Услышав: "Яшенька, Яшенька! ", — я быстро обернулся. Ну конечно, это наша коктебельская беспокойная бабушка.
— Доброе здоровье, — сказал я приветливо.
— Разве вы меня знаете?
— Да. Три года тому назад мы с вами частенько лежали по соседству на коктебельском пляже. А сейчас я вас узнал по «Яшеньке». Что-то, слышу, родное, знакомое. Очень обрадовался.
Кудрявые волны грассируют у берега, как парижанки. Неподалеку от меня, поджариваясь на раскаленном песке, болтают две дамы.
— Вера Павловна, а кто в вашем вкусе: брюнеты, шатены или блондины?
— И те, и другие, и третьи, Мусенька!
Я очень люблю подслушивать пляжные разговоры. Особенно женские. Они психологичней, острей, язвительней, а порой и неприличней.
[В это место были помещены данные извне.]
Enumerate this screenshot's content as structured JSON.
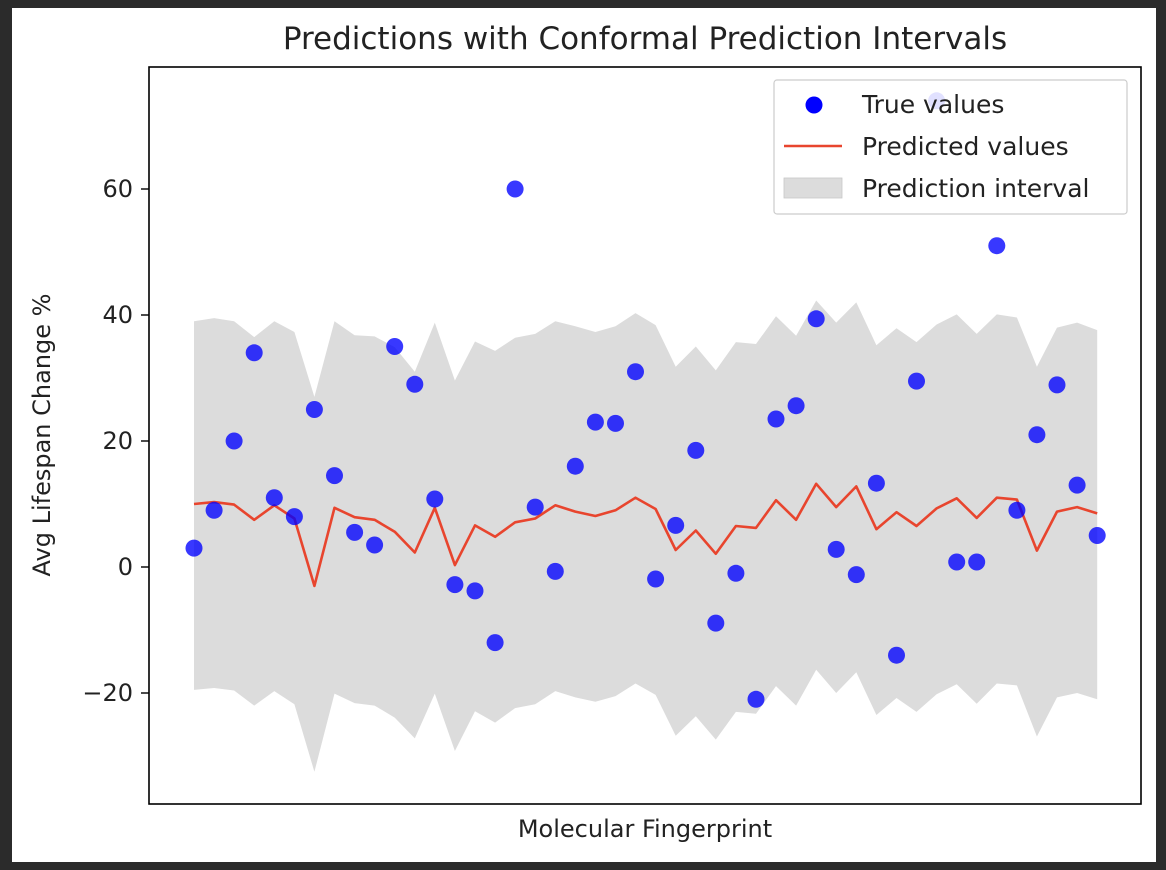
{
  "chart_data": {
    "type": "scatter",
    "title": "Predictions with Conformal Prediction Intervals",
    "xlabel": "Molecular Fingerprint",
    "ylabel": "Avg Lifespan Change %",
    "ylim": [
      -37,
      80
    ],
    "yticks": [
      -20,
      0,
      20,
      40,
      60
    ],
    "ytick_labels": [
      "−20",
      "0",
      "20",
      "40",
      "60"
    ],
    "xticks_shown": false,
    "legend_position": "top-right",
    "legend": [
      {
        "label": "True values",
        "kind": "marker"
      },
      {
        "label": "Predicted values",
        "kind": "line"
      },
      {
        "label": "Prediction interval",
        "kind": "patch"
      }
    ],
    "colors": {
      "true_values": "#0000ff",
      "predicted_line": "#e8452e",
      "interval_fill": "#dcdcdc"
    },
    "x": [
      0,
      1,
      2,
      3,
      4,
      5,
      6,
      7,
      8,
      9,
      10,
      11,
      12,
      13,
      14,
      15,
      16,
      17,
      18,
      19,
      20,
      21,
      22,
      23,
      24,
      25,
      26,
      27,
      28,
      29,
      30,
      31,
      32,
      33,
      34,
      35,
      36,
      37,
      38,
      39,
      40,
      41,
      42,
      43,
      44,
      45
    ],
    "true_values": [
      3,
      9,
      20,
      34,
      11,
      8,
      25,
      14.5,
      5.5,
      3.5,
      35,
      29,
      10.8,
      -2.8,
      -3.8,
      -12,
      60,
      9.5,
      -0.7,
      16,
      23,
      22.8,
      31,
      -1.9,
      6.6,
      18.5,
      -8.9,
      -1,
      -21,
      23.5,
      25.6,
      39.4,
      2.8,
      -1.2,
      13.3,
      -14,
      29.5,
      74,
      0.8,
      0.8,
      51,
      9,
      21,
      28.9,
      13,
      5
    ],
    "predicted_values": [
      10,
      10.3,
      9.9,
      7.5,
      9.8,
      7.7,
      -3,
      9.4,
      7.9,
      7.5,
      5.6,
      2.3,
      9.4,
      0.3,
      6.6,
      4.8,
      7.1,
      7.7,
      9.8,
      8.8,
      8.1,
      9,
      11,
      9.2,
      2.7,
      5.8,
      2.1,
      6.5,
      6.2,
      10.6,
      7.5,
      13.2,
      9.5,
      12.8,
      6,
      8.7,
      6.5,
      9.3,
      10.9,
      7.8,
      11,
      10.7,
      2.6,
      8.8,
      9.5,
      8.5
    ],
    "interval_upper": [
      39,
      39.5,
      39,
      36.5,
      39,
      37.3,
      27,
      39,
      36.8,
      36.6,
      34.9,
      31,
      38.8,
      29.6,
      35.8,
      34.3,
      36.4,
      37,
      39,
      38.2,
      37.3,
      38.2,
      40.3,
      38.4,
      31.8,
      35,
      31.2,
      35.7,
      35.4,
      39.8,
      36.7,
      42.3,
      38.8,
      42,
      35.2,
      37.9,
      35.7,
      38.5,
      40.1,
      37,
      40.1,
      39.6,
      31.8,
      38,
      38.8,
      37.6
    ],
    "interval_lower": [
      -19.5,
      -19.2,
      -19.6,
      -22,
      -19.7,
      -21.8,
      -32.5,
      -20.1,
      -21.6,
      -22,
      -23.9,
      -27.2,
      -20.1,
      -29.2,
      -22.9,
      -24.7,
      -22.4,
      -21.8,
      -19.7,
      -20.7,
      -21.4,
      -20.5,
      -18.5,
      -20.3,
      -26.8,
      -23.7,
      -27.4,
      -23,
      -23.3,
      -18.9,
      -22,
      -16.3,
      -20,
      -16.7,
      -23.5,
      -20.8,
      -23,
      -20.2,
      -18.6,
      -21.7,
      -18.5,
      -18.8,
      -26.9,
      -20.7,
      -20,
      -21
    ]
  }
}
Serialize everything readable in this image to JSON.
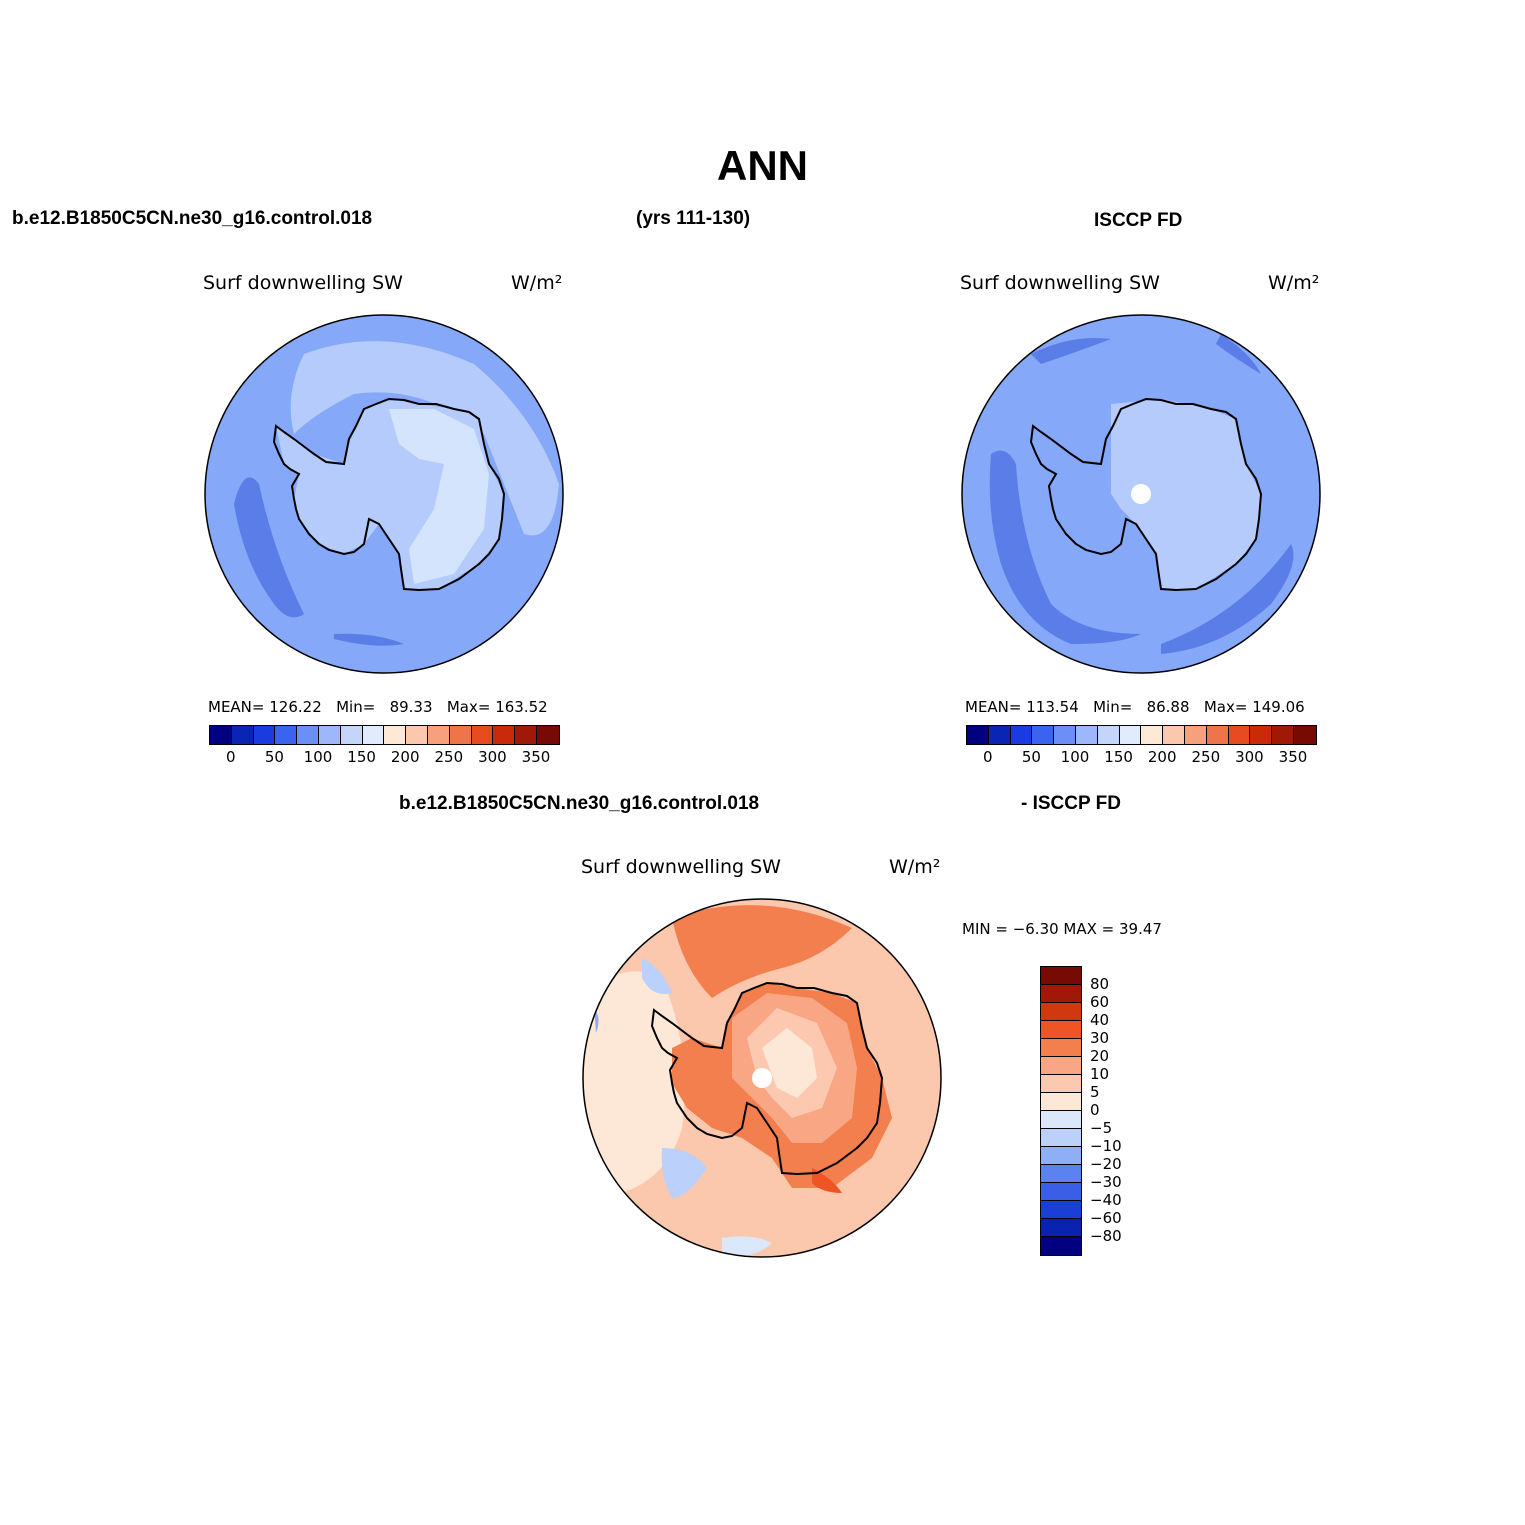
{
  "title": "ANN",
  "header": {
    "case_name": "b.e12.B1850C5CN.ne30_g16.control.018",
    "years": "(yrs 111-130)",
    "obs_name": "ISCCP FD"
  },
  "panels": {
    "model": {
      "variable": "Surf downwelling SW",
      "units": "W/m²",
      "mean_label": "MEAN=",
      "mean": "126.22",
      "min_label": "Min=",
      "min": "89.33",
      "max_label": "Max=",
      "max": "163.52"
    },
    "obs": {
      "variable": "Surf downwelling SW",
      "units": "W/m²",
      "mean_label": "MEAN=",
      "mean": "113.54",
      "min_label": "Min=",
      "min": "86.88",
      "max_label": "Max=",
      "max": "149.06"
    },
    "diff": {
      "header_left": "b.e12.B1850C5CN.ne30_g16.control.018",
      "header_right": "- ISCCP FD",
      "variable": "Surf downwelling SW",
      "units": "W/m²",
      "minmax_text": "MIN =  −6.30 MAX =  39.47"
    }
  },
  "colorbar_abs": {
    "colors": [
      "#000080",
      "#0a24b4",
      "#1a3be0",
      "#3a63f0",
      "#6b8ff5",
      "#9eb6fa",
      "#c4d5fb",
      "#e0ebfd",
      "#fde9d6",
      "#fbc8ae",
      "#f7a07c",
      "#f0744a",
      "#e64c20",
      "#c82a0a",
      "#a01806",
      "#780a04"
    ],
    "tick_labels": [
      "0",
      "50",
      "100",
      "150",
      "200",
      "250",
      "300",
      "350"
    ]
  },
  "colorbar_diff": {
    "colors": [
      "#780a04",
      "#a01806",
      "#d23810",
      "#ef5424",
      "#f37e4e",
      "#f8a683",
      "#fcc9b0",
      "#fde8d8",
      "#dbe7fb",
      "#bbd0fa",
      "#8eaef6",
      "#5b82ee",
      "#3a5fe6",
      "#1a3fd6",
      "#0a22b0",
      "#000080"
    ],
    "tick_labels": [
      "80",
      "60",
      "40",
      "30",
      "20",
      "10",
      "5",
      "0",
      "−5",
      "−10",
      "−20",
      "−30",
      "−40",
      "−60",
      "−80"
    ]
  },
  "colors": {
    "land_outline": "#000000"
  }
}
О брюнетах, шатенах и блондинах мечтают писательские жены — Вера Павловна и Муська. Так ее почему-то все называют. Даже те, которые с ней незнакомы. Вера Павловна, как говорят, «со следами былой красоты». Она крупная, длинная. Кожа у нее на сорокапятилетней жирной подкладке, в черных крашеных волосах эффектная седая прядь. Муська — маленькая, тощая. У нее пронзительные глазки, зеленые, как у злой кошки. Нос явно смертоносный. Он торчит между щек, как лезвие финского ножа.